Hasta el momento, la importante ayuda económica desde la caída de Gadafi y la asistencia a las víctimas del conflicto quizás sean los mayores logros de la Unión Europea sobre suelo libio. En el ámbito diplomático, desde Bruselas siempre ha abogado por el diálogo entre las partes, en la búsqueda de una solución política y descartando en todo momento una intervención militar. Recientemente, la propia Alta Representante de la Unión para Asuntos Exteriores y Seguridad, Federica Mogherini, ha reconocido en tono autocrítico que Libia no siempre fue una prioridad para la Unión, y que es urgente definir una línea de acción internacional en el país magrebí. “La situación en Libia requiere la preocupación y la acción de toda la Unión Europea para garantizar que el país logre finalmente una solución estable y que el riesgo de inestabilidad y terrorismo no se extienda por la región, a los países vecinos y a Europa” explicó a raíz de la ejecución de los coptos por grupos yihadistas libios.
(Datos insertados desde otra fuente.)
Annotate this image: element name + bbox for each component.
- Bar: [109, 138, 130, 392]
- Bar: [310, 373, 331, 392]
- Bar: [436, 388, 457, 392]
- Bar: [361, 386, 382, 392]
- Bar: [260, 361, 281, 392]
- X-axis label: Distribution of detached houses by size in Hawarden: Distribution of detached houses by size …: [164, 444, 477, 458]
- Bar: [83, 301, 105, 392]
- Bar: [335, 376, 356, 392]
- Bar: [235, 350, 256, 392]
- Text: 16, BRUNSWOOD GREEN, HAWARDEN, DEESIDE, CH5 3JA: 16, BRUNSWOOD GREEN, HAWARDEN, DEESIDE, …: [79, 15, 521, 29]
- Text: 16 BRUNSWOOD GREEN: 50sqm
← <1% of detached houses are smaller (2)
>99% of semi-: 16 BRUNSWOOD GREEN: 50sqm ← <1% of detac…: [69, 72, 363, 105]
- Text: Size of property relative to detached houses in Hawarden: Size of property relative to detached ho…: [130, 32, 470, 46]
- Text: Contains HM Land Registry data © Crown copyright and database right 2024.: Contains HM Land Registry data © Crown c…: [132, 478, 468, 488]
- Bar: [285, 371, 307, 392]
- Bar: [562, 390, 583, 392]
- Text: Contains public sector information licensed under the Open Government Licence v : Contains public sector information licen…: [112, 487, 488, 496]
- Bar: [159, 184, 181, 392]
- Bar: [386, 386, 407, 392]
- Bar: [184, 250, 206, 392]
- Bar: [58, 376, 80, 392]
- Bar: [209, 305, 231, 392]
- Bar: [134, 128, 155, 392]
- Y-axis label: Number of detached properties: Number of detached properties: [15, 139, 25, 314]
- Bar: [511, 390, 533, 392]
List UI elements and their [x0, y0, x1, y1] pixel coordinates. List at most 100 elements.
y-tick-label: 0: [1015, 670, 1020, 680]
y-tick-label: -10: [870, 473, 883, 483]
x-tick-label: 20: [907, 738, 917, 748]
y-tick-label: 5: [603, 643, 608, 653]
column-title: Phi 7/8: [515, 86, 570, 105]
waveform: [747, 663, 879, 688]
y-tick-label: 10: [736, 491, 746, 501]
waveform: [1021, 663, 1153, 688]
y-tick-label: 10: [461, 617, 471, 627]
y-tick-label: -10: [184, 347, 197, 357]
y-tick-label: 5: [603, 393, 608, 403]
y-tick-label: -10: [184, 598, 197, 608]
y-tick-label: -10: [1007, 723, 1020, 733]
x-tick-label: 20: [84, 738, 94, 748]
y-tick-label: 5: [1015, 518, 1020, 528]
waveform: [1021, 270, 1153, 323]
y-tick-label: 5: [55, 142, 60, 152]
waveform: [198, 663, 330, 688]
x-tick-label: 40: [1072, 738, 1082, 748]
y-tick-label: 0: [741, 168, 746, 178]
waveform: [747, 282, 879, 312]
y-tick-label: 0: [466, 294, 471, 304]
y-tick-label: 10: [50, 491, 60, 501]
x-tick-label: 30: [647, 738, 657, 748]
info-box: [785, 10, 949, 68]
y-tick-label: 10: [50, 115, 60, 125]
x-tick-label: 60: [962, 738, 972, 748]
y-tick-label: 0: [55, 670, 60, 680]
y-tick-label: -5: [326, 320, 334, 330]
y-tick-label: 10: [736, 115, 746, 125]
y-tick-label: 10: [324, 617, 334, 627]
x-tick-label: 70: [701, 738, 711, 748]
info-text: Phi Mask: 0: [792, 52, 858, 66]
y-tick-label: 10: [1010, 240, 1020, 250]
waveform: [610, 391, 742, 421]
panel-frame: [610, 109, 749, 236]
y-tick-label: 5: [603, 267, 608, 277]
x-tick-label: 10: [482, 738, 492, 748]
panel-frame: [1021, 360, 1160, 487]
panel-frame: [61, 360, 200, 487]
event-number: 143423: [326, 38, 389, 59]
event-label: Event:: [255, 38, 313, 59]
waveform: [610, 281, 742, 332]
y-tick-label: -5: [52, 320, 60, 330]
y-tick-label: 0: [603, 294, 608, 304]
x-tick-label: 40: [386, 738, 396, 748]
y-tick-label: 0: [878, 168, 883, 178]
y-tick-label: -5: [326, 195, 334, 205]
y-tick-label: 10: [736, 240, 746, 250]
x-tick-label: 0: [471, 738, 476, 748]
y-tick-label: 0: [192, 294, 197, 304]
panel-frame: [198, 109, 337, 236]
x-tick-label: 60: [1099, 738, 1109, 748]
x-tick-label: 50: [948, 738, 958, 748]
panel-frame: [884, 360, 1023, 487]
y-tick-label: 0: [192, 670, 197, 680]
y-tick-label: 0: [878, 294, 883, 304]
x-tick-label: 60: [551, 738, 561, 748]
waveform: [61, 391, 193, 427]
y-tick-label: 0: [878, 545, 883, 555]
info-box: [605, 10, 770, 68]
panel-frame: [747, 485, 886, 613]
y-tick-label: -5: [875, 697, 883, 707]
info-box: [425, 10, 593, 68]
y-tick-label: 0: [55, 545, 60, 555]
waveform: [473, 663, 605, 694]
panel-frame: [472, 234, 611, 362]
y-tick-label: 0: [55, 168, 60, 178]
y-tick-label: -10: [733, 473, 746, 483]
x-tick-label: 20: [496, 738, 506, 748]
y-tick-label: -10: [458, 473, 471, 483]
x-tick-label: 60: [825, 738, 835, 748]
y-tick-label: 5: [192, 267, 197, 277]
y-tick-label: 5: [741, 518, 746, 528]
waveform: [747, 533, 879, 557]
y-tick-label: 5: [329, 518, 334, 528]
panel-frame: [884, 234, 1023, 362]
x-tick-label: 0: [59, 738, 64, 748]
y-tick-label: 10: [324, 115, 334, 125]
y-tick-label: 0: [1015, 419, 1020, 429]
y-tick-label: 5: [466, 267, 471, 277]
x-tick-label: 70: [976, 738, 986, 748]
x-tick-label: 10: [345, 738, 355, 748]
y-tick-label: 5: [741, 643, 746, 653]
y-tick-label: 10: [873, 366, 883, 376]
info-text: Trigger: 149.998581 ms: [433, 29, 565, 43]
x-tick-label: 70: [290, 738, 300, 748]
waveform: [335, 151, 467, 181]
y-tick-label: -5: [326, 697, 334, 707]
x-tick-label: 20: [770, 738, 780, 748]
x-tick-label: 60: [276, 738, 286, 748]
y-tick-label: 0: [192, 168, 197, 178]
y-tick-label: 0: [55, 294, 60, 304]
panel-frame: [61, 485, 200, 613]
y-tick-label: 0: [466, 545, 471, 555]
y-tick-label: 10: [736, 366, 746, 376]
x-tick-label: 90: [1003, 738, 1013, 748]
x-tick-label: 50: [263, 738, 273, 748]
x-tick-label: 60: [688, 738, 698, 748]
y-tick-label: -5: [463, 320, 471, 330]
Es precisamente el indudable incremento del yihadismo en Libia lo que está creando un escenario propicio para captar la atención mediática en Occidente y elevar la preocupación en Bruselas. De hecho, la progresiva amenaza yihadista está constituyendo para la comunidad internacional el incentivo de mayor peso por el que comprometerse a una implicación superior en la resolución del conflicto libio, que puede pasar por afianzar el principio de acuerdo ya existente entre las fuerzas seculares y los islamistas moderados. No obstante, cualquier avance en el ámbito diplomático debe invitar a la cautela. La paz en la Libia posrevolucionaria queda aún muy lejos.